Daniel Green is still hobbled by the severe viral infection that struck him in March and left him coughing up blood.
Three months ago, the 28-year-old postdoctoral research associate from Newcastle, United Kingdom, was on the road with friends in a band as they toured venues in the French Alps.
He came down with Covid-19 symptoms, and like many coronavirus patients, spent weeks in bed.
Unlike other people, however, Green’s life hasn’t returned to normal.
“Since then it’s been on and off with extreme tiredness and fatigue,” he said.
Every day he has brain fog, difficulty concentrating and problems with short-term memory that make reading, writing and speaking harder.
“Breathing has been very difficult,” he said. “I don’t feel like I have my full breath capacity. If I go for a walk for one minute, I’ll be really exhausted.”
The profound mark the disease has made on Green’s life isn’t uncommon.
“About 80% are going to experience a mild or asymptomatic version of Covid. It’s the other 20% that we’re worried about,” said Dr. Luis Ostrosky-Zeichner, a professor of medicine at the University of Texas McGovern Medical School.

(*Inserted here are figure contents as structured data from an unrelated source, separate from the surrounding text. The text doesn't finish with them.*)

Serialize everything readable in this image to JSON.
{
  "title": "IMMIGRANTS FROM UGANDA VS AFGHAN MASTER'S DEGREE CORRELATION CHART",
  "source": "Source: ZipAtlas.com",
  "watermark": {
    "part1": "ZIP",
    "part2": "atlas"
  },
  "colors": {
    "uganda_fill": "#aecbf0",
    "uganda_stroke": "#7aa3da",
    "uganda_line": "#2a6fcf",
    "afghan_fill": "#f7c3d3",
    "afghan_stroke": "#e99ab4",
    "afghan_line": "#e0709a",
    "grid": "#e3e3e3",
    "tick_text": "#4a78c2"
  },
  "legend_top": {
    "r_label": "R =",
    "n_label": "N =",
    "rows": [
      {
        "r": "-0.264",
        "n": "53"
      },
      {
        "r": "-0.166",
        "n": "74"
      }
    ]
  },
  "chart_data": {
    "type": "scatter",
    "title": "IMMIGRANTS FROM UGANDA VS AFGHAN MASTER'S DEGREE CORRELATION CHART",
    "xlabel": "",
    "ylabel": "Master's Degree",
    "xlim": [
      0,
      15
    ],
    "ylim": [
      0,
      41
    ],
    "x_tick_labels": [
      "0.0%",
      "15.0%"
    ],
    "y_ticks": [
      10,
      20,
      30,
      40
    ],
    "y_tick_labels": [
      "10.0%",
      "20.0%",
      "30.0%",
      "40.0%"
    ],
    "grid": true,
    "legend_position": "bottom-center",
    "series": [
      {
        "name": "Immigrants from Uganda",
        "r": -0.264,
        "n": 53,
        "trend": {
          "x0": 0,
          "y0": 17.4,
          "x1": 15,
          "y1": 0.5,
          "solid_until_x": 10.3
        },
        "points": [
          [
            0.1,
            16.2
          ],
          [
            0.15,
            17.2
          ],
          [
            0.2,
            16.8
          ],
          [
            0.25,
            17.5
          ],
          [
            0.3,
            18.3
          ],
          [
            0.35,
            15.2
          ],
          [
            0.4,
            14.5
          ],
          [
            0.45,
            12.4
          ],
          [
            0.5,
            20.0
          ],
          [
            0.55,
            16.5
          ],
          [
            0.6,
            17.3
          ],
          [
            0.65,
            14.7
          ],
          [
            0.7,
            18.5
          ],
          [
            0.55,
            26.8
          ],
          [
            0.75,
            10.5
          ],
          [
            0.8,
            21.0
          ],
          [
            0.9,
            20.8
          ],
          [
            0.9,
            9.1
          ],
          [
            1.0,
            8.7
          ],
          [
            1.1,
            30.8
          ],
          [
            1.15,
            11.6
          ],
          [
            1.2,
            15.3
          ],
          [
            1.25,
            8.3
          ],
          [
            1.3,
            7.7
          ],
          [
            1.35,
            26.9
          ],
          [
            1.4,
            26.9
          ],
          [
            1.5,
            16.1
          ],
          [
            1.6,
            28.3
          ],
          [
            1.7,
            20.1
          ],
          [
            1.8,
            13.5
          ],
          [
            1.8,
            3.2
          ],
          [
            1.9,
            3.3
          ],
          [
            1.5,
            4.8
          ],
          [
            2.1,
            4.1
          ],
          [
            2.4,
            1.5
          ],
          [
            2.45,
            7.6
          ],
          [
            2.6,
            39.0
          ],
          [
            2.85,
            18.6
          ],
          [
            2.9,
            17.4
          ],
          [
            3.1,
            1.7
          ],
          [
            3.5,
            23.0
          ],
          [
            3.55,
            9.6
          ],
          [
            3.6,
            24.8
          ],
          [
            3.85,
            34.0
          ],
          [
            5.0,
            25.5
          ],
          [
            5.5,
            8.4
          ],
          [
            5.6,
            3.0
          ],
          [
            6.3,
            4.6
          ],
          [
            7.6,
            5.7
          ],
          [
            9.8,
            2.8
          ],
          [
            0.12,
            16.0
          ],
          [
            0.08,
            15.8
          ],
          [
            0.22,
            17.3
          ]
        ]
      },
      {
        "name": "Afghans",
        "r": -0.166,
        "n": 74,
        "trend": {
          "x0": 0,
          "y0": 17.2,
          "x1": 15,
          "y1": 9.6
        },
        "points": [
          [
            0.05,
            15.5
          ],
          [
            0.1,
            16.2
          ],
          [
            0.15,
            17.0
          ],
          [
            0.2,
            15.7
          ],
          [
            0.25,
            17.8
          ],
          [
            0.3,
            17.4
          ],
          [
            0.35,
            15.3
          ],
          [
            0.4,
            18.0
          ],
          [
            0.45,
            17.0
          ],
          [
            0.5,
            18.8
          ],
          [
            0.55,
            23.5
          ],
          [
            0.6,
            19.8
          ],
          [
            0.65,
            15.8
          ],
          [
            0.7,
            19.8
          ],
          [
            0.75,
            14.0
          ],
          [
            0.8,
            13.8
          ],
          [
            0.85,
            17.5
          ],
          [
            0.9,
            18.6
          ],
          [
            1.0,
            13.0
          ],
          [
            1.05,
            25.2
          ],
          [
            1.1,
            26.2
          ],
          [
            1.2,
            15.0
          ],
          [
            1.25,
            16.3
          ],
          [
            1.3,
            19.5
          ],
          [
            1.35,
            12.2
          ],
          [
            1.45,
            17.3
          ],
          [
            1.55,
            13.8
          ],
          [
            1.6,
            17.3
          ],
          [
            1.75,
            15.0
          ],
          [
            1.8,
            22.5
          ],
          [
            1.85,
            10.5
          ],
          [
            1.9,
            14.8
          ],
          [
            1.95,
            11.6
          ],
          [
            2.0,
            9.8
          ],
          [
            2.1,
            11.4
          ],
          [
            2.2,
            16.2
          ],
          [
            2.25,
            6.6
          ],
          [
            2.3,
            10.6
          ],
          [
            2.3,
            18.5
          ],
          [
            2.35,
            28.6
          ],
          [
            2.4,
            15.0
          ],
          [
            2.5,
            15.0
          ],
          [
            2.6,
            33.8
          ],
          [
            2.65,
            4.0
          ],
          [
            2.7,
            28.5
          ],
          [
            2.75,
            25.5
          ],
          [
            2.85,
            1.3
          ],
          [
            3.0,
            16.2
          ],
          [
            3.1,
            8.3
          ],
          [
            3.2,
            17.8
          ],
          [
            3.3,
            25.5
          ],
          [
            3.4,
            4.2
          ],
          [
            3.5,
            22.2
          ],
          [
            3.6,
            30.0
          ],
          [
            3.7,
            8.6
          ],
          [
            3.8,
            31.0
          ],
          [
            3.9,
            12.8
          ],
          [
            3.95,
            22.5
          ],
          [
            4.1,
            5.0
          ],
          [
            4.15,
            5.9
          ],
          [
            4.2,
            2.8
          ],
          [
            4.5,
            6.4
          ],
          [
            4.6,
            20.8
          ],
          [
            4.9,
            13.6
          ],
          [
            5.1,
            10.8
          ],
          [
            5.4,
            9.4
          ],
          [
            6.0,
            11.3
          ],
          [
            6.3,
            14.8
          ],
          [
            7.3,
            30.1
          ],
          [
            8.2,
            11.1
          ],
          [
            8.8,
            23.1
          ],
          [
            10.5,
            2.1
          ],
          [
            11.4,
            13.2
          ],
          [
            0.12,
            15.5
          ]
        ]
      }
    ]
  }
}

“One out of five patients are going to get a severe form of the disease.”
Some young people are not getting better: As case counts among young people rise, Green and others in their 20s want to share stories of the wreckage Covid-19 has wrought in their lives.
Those patients can potentially experience permanent lung damage, including scarring and reduced lower respiratory capacity.
“The thing that we don’t yet fully appreciate is what happens when you get infected, and you get serious disease, and you recover?” said Dr. Anthony Fauci, the director of the National Institute of Allergy and Infectious Diseases, at the BIO International Convention in June.
“We don’t know the extent of full recovery or partial recovery, so there’s a lot we need to learn,” he said.
Young people, who are less likely to die from coronavirus than their grandparents, are an important target of those lessons.
Whether they contracted the virus among the snow-capped peaks of the Alps or in the heart of the outbreak in New York City’s borough of Queens, some 20-somethings are getting sick from Covid-19. And staying sick.
Their stories are a warning from millennials to millennials: Don’t play the odds with coronavirus because this disease could permanently damage your body.